Disney has claimed it was not responsible for thanking the Chinese Communist party in the credits at the end of the film Mulan, saying the decision was taken by local contractors.
In a letter to the Commons business select committee, the film company is unapologetic about its refusal to accept a request to give evidence in person to the committee.
Disney also says it was required to comply with Chinese laws at all times.
Disney has been widely criticised by British politicians for filming parts of Mulan in Xinjiang province where there are widespread claims, including by the British government, that human rights abuses are being carried out on the Uyghur people by the Chinese Communist party.
The letter sent by Sean Bailey, the president of Walt Disney studios motion pictures, says: “Chinese regulations prohibit foreign producers from operating independently and require them to partner with a Chinese production company.”
It explains Disney hired Beijing Shadow Times Culture, a private company it said had worked with , “to provide production-related services in China”.
Those mentioned in the movie’s credits for thanks include the publicity department of CPC Xinjiang Uyghur Autonomous Region Committee and the police bureau in Turpan, an ancient Silk Road city in eastern Xinjiang that has a large Uyghur population.
“It is standard practice across the film industry worldwide to acknowledge in a film’s credits the cooperation, approvals and assistance provided by various entities and Disney individuals over the course of a film’s production,” Bailey wrote.

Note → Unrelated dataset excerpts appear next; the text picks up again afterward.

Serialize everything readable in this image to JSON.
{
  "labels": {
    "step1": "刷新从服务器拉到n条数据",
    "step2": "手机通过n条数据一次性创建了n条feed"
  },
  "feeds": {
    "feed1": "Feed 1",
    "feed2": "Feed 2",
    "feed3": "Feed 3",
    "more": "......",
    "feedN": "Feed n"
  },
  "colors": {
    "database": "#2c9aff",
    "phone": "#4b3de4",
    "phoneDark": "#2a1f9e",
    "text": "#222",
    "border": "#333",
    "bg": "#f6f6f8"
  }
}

“In this case, the production company, Beijing Shadow Times, provided our production team with the list of acknowledgments to be included in the credits for Mulan. The Walt Disney Company has no separate, independent or ongoing relationship with government authorities in the Xinjiang autonomous province.”
The filming in Xinjiang only lasted four days, the company added.
The company filmed the bulk of Mulan in New Zealand, but for reasons of authenticityused 20 locations throughout China, including the Kumtag Desert in Xinjiang, home to an important passageway along the Silk Road.
Disney said: “The decision to film in each of these locations was made by the film’s producers in the interest of authenticity, and was in no way dictated or influenced by state or local Chinese officials.”
China has vehemently rejected claims of a genocide as a lie, although the foreign minister Nigel Adams this week said it was a step forward that China admits the detention camps exist.